The multi-million dollar market in fake crop protection products is spreading across Europe, putting UK farmers at risk of unwittingly using ineffective pesticides, agrochemical company DuPont, has warned.

Criminal gangs are increasingly targeting crop protection products, believing the industry to be a soft target, according to DuPont’s European anti-illegal activity product manager Tom McHale.

Unfortunately for growers, spotting fake products was pretty difficult, he said. “It looks like the genuine article – you’re talking about very small differences in packaging. The first a grower will know is when the crop dies.”

That was because the contents bore no resemblance to the genuine product in most cases, he said. “Fakes have either very poor quality active ingredient, sometimes at a very much reduced rate, or even none at all.”

DuPont estimates suggested six per cent of the global pesticide market could be affected, amounting to $530m (300m) in Europe, the Middle-East and Africa. In the Ukraine alone the estimated value of the market is 20m (13.5m), Dr McHale said.

But it was not just a problem in Eastern European countries. Examples of damage caused from growers using counterfeit materials, particularly fake sulfonylurea herbicides, had been seen in France, Italy and Spain in recent years, he said.

So far, DuPont wasn’t aware of any specific problems with their products in the UK, he admitted.

But the UK’s rules on parallel trade imports could potentially be a route in for illegal products, DuPont managing director Roger Doig said. “We’re worried we could see some illegal imports under the umbrella of parallel imports. The controls in place are almost non-existent, and we see people abusing that.”

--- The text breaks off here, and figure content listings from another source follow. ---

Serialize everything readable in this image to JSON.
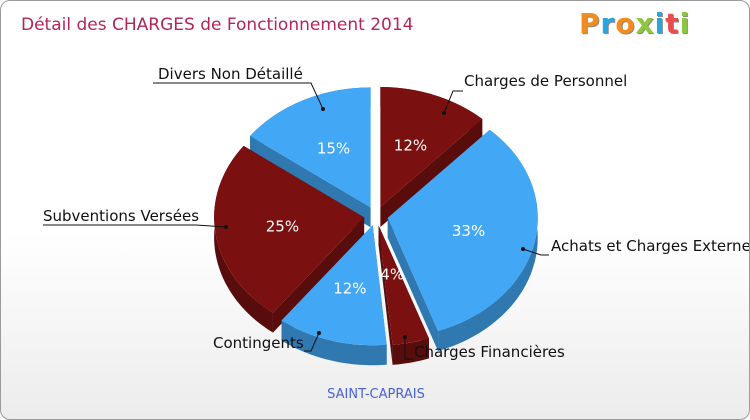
{
  "header": {
    "title": "Détail des CHARGES de Fonctionnement 2014",
    "logo_letters": [
      {
        "char": "P",
        "color": "#f28c1e"
      },
      {
        "char": "r",
        "color": "#29a5e1"
      },
      {
        "char": "o",
        "color": "#f28c1e"
      },
      {
        "char": "x",
        "color": "#8dc63f"
      },
      {
        "char": "i",
        "color": "#29a5e1"
      },
      {
        "char": "t",
        "color": "#e84e4e"
      },
      {
        "char": "i",
        "color": "#8dc63f"
      }
    ]
  },
  "chart_data": {
    "type": "pie",
    "title": "Détail des CHARGES de Fonctionnement 2014",
    "subtitle": "SAINT-CAPRAIS",
    "style": "3d-exploded",
    "colors": {
      "blue": "#42a7f4",
      "dark_red": "#7a1010"
    },
    "slices": [
      {
        "label": "Charges de Personnel",
        "percent": 12,
        "value_label": "12%",
        "color": "#7a1010"
      },
      {
        "label": "Achats et Charges Externes",
        "percent": 33,
        "value_label": "33%",
        "color": "#42a7f4"
      },
      {
        "label": "Charges Financières",
        "percent": 4,
        "value_label": "4%",
        "color": "#7a1010"
      },
      {
        "label": "Contingents",
        "percent": 12,
        "value_label": "12%",
        "color": "#42a7f4"
      },
      {
        "label": "Subventions Versées",
        "percent": 25,
        "value_label": "25%",
        "color": "#7a1010"
      },
      {
        "label": "Divers Non Détaillé",
        "percent": 15,
        "value_label": "15%",
        "color": "#42a7f4"
      }
    ]
  }
}
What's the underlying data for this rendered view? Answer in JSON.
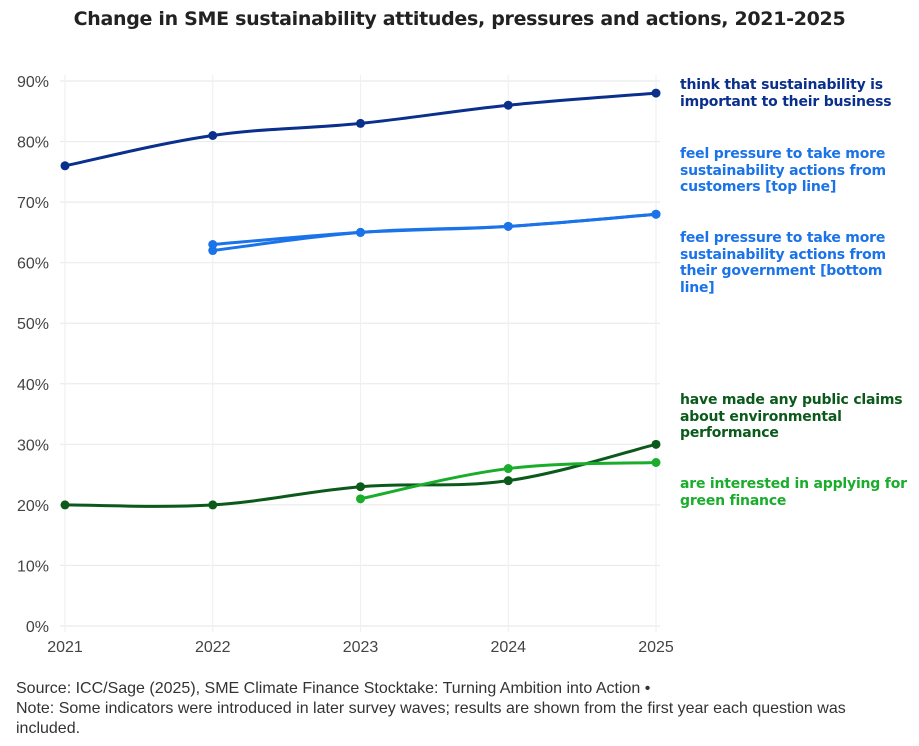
{
  "chart_data": {
    "type": "line",
    "title": "Change in SME sustainability attitudes, pressures and actions, 2021-2025",
    "xlabel": "",
    "ylabel": "",
    "x": [
      "2021",
      "2022",
      "2023",
      "2024",
      "2025"
    ],
    "ylim": [
      0,
      90
    ],
    "yticks": [
      "0%",
      "10%",
      "20%",
      "30%",
      "40%",
      "50%",
      "60%",
      "70%",
      "80%",
      "90%"
    ],
    "grid": true,
    "legend": "right (direct labels)",
    "series": [
      {
        "name": "think that sustainability is important to their business",
        "color": "#0a2f8c",
        "values": [
          76,
          81,
          83,
          86,
          88
        ]
      },
      {
        "name": "feel pressure to take more sustainability actions from customers [top line]",
        "color": "#1a73e8",
        "values": [
          null,
          63,
          65,
          66,
          68
        ]
      },
      {
        "name": "feel pressure to take more sustainability actions from their government [bottom line]",
        "color": "#1a73e8",
        "values": [
          null,
          62,
          65,
          66,
          68
        ]
      },
      {
        "name": "have made any public claims about environmental performance",
        "color": "#0b5a1c",
        "values": [
          20,
          20,
          23,
          24,
          30
        ]
      },
      {
        "name": "are interested in applying for green finance",
        "color": "#1aad2c",
        "values": [
          null,
          null,
          21,
          26,
          27
        ]
      }
    ]
  },
  "labels": {
    "important": "think that sustainability is important to their business",
    "customers": "feel pressure to take more sustainability actions from customers [top line]",
    "government": "feel pressure to take more sustainability actions from their government [bottom line]",
    "claims": "have made any public claims about environmental performance",
    "finance": "are interested in applying for green finance"
  },
  "footer": {
    "source": "Source: ICC/Sage (2025), SME Climate Finance Stocktake: Turning Ambition into Action •",
    "note": "Note: Some indicators were introduced in later survey waves; results are shown from the first year each question was included."
  }
}
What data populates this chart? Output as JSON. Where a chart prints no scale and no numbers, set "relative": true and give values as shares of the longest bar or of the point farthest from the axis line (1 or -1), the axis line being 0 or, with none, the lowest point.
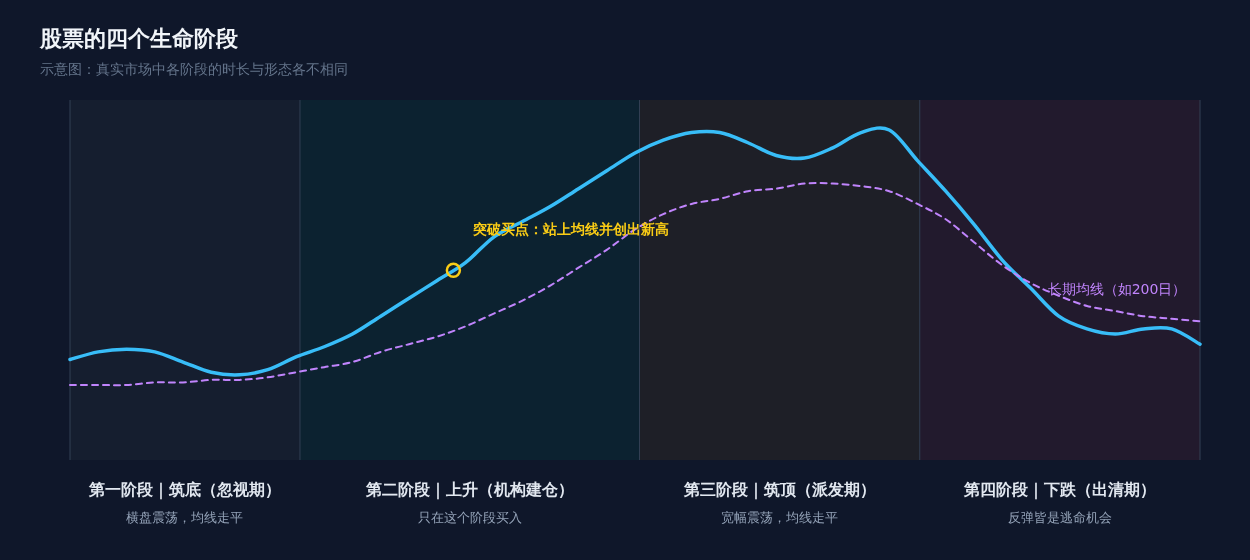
{
  "chart_data": {
    "type": "line",
    "title": "股票的四个生命阶段",
    "subtitle": "示意图：真实市场中各阶段的时长与形态各不相同",
    "relative": true,
    "categories": [
      null,
      null,
      null,
      null,
      null,
      null,
      null,
      null,
      null,
      null,
      null,
      null,
      null,
      null,
      null,
      null,
      null,
      null,
      null,
      null,
      null,
      null,
      null,
      null,
      null,
      null,
      null,
      null,
      null,
      null,
      null,
      null,
      null,
      null,
      null,
      null,
      null,
      null,
      null,
      null,
      null
    ],
    "series": [
      {
        "color": "#38bdf8",
        "line_style": "solid",
        "values": [
          0.1,
          0.13,
          0.14,
          0.13,
          0.09,
          0.05,
          0.04,
          0.06,
          0.11,
          0.15,
          0.2,
          0.27,
          0.34,
          0.41,
          0.48,
          0.58,
          0.64,
          0.7,
          0.77,
          0.84,
          0.91,
          0.96,
          0.99,
          0.99,
          0.95,
          0.9,
          0.89,
          0.93,
          0.99,
          1.0,
          0.88,
          0.76,
          0.63,
          0.49,
          0.38,
          0.27,
          0.22,
          0.2,
          0.22,
          0.22,
          0.16
        ]
      },
      {
        "name": "长期均线（如200日）",
        "color": "#c084fc",
        "line_style": "dashed",
        "values": [
          0.0,
          0.0,
          0.0,
          0.01,
          0.01,
          0.02,
          0.02,
          0.03,
          0.05,
          0.07,
          0.09,
          0.13,
          0.16,
          0.19,
          0.23,
          0.28,
          0.33,
          0.39,
          0.46,
          0.53,
          0.61,
          0.67,
          0.71,
          0.73,
          0.76,
          0.77,
          0.79,
          0.79,
          0.78,
          0.76,
          0.71,
          0.65,
          0.56,
          0.47,
          0.4,
          0.35,
          0.31,
          0.29,
          0.27,
          0.26,
          0.25
        ]
      }
    ],
    "grid": "x",
    "annotations": [
      "第一阶段｜筑底（忽视期）",
      "第二阶段｜上升（机构建仓）",
      "第三阶段｜筑顶（派发期）",
      "第四阶段｜下跌（出清期）",
      "横盘震荡，均线走平",
      "只在这个阶段买入",
      "宽幅震荡，均线走平",
      "反弹皆是逃命机会",
      {
        "text": "突破买点：站上均线并创出新高",
        "y": 0.45
      }
    ]
  }
}
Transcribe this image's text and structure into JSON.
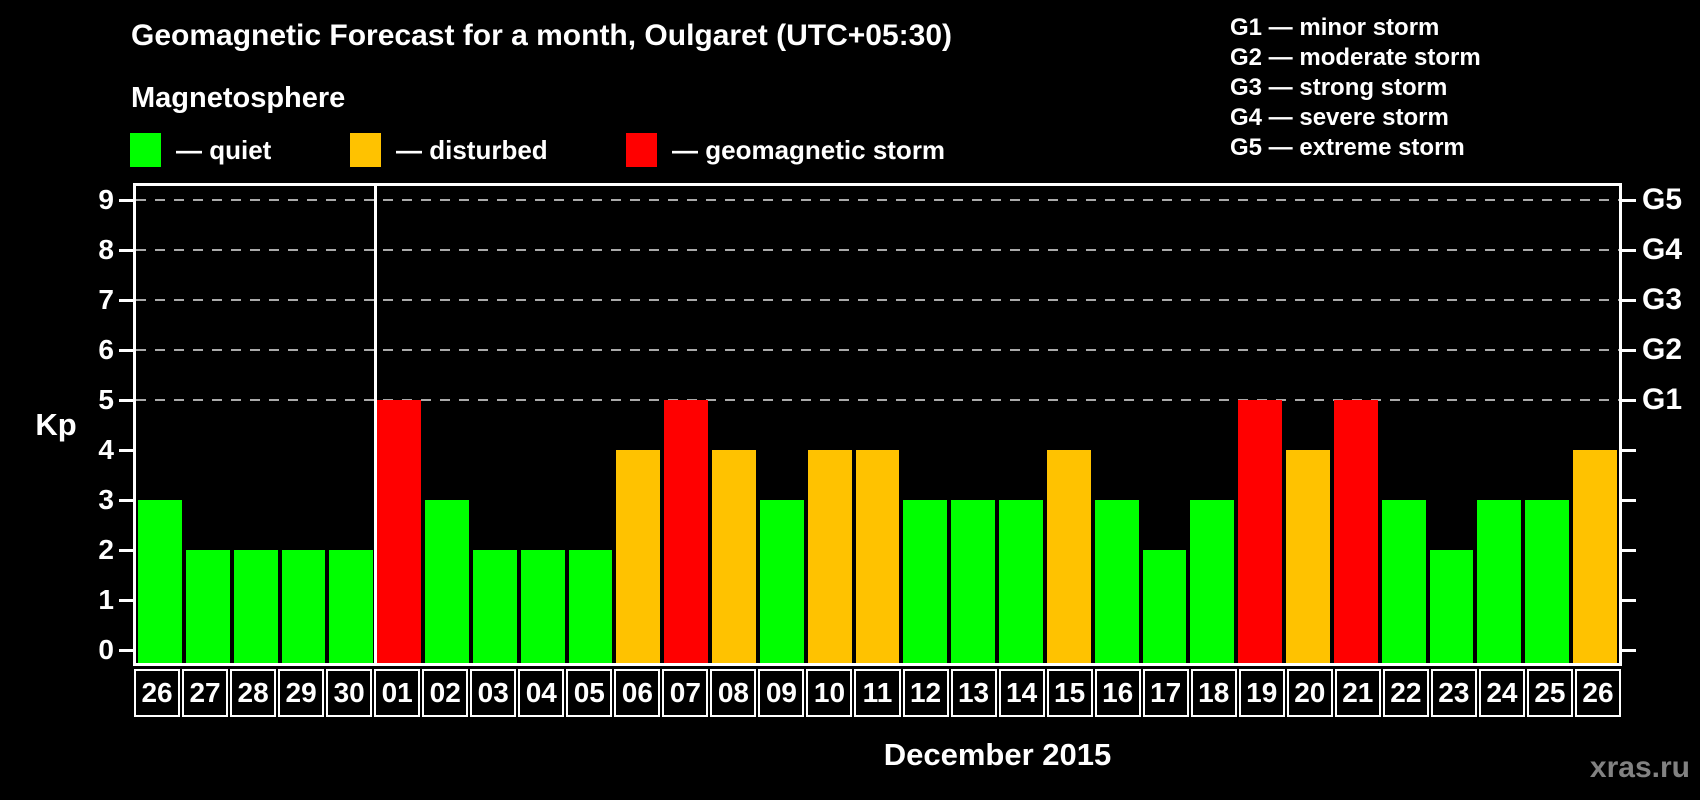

Parallel imports were perfectly legal, Dr McHale noted. But criminals could potentially use a loophole where importers could repackage material in new containers as a method of getting counterfeiting pesticides onto the market. “The issue is don’t allow re-packing [as happens in France], don’t allow that potential weakness.”

To combat the threat across Europe DuPont had added a security marker to protect its sulfonylurea products in high risk countries.

The firm had also put into place laboratories to analyse suspicious materials.